Nowhere in the mystery writer’s manual does it say that the protagonist of a gothic-suspense yarn must be a woman, or must be an amateur. Nowhere does it say that an author can’t take a tough-guy private eye—the sort of hero who feels most at home in a snappy tale about gangsters and gun molls—and install him in a big old country house where secrets rattle around like rats behind the wainscoting. That, in fact, is what Lawrence does here, in the first installment of what became a three-book series that centers on Manhattan-based P.I. Mark East.
In the dead of winter, East ventures to the remote outpost of Crestwood (presumably located somewhere in Upstate New York), where the wealthy Morey family has rented the old Davenport place. It’s a rather small household, consisting of hearty Jim Morey and his troubled wife, Laura, who spends much of her time alone; their two daughters, 10-year-old Anne and 2-year-old Ivy; and Joseph Stoneman, a grizzled, cranky archeologist who claims Jim as a patron. Stoneman, as it turns out, is the client who has lured East away from his urban habitat. Animated by vague premonitions of danger, the archeologist hires the sleuth to act as his bodyguard (while posing as his secretary). Before long, though, East has reason to believe that it’s not Stoneman’s life that needs guarding. Violence, when it comes, is literally domestic: It strikes a cook and housekeeper named Mrs. Lacey, and then it strikes a maid named Florrie Simmons.

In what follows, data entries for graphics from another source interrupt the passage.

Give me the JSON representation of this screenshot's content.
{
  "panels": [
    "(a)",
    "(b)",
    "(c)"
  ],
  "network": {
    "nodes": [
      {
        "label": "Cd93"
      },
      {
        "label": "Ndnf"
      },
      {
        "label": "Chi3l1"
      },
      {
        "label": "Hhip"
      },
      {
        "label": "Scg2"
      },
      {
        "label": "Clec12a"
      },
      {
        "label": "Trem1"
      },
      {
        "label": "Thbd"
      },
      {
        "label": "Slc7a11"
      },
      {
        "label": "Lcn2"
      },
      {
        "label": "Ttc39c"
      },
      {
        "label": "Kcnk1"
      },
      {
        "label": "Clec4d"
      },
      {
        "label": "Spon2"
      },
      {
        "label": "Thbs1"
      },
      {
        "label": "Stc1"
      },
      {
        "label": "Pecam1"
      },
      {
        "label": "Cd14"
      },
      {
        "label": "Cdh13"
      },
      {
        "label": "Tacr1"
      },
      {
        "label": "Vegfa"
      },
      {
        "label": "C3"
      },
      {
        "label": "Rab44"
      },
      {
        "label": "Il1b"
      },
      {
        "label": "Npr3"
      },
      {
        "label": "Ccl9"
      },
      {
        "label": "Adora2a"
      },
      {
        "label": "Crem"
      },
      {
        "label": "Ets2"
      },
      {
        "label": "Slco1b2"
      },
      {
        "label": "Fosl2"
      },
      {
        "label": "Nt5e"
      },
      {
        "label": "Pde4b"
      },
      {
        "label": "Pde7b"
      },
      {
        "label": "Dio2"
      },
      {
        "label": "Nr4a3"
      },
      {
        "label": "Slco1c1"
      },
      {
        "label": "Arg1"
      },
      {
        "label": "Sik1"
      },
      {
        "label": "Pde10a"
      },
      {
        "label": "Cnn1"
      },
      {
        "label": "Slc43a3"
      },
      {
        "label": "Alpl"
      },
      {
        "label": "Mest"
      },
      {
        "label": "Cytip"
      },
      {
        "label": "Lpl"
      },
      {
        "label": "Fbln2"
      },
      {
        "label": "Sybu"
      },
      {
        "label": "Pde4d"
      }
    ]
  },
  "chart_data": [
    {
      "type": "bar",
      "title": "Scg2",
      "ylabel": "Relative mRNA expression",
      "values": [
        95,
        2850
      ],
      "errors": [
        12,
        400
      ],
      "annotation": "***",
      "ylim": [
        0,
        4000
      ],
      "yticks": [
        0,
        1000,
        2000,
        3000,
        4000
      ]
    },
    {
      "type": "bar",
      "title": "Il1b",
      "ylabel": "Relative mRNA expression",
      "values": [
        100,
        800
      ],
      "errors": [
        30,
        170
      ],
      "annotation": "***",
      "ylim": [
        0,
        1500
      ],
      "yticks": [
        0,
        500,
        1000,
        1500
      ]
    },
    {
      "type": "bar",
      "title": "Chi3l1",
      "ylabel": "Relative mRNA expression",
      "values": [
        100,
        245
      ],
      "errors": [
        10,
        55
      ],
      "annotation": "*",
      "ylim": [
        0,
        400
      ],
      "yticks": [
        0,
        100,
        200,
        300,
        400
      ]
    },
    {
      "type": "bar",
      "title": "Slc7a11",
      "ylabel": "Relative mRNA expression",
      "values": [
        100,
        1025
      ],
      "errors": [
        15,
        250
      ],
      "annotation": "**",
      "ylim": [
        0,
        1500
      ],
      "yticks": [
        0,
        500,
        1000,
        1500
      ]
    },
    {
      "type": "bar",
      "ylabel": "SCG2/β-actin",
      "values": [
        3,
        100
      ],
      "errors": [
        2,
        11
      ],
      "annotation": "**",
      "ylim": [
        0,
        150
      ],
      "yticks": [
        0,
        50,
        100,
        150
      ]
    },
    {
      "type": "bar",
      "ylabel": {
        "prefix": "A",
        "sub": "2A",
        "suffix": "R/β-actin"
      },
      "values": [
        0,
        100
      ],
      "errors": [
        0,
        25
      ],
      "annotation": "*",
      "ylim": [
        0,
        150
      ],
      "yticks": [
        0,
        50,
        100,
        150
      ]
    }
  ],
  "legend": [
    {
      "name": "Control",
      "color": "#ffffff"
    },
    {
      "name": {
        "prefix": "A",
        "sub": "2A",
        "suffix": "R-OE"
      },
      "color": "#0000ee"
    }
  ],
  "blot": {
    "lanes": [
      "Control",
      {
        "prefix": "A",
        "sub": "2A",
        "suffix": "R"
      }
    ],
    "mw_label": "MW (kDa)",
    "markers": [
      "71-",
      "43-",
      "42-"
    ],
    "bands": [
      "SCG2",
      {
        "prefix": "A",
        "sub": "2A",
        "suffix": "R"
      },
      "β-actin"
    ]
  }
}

No one can say why anybody would want to kill those salt-of-the-earth local women, and that fact only intensifies the aura of fear that now hangs over the Morey ménage.
Lawrence knows how to sketch a character into being and how to etch a scene with varieties of shading that are alternately light and dark. She peoples the world around Crestwood with affectionately drawn comic supporting players, including a pair of spinsters, Miss Beulah Pond and Miss Betsy Petty, who befriend East and emerge as his cohorts in crime-solving. The mood that she creates, meanwhile, shifts quickly and credibly from frothy amusement to icy dread. What she doesn’t know, it seems, is how to make the gears of her tale—not just the overt narrative, but also the covert story of what’s really taking place over at the Davenport house—mesh together convincingly. Of course you expect a gothic novel to be, well, gothic. You expect it to test your willingness to suspend disbelief. But Lawrence serves up an epically convoluted plot that’s hard to understand and, therefore, hard to believe. The story-behind-the-story that East reveals in the denouement has the potential to pack a real punch, and it certainly comes as a surprise. Yet it isn’t a surprise that Lawrence has prepared readers for, either through sound clueing or through careful psychological foreshadowing.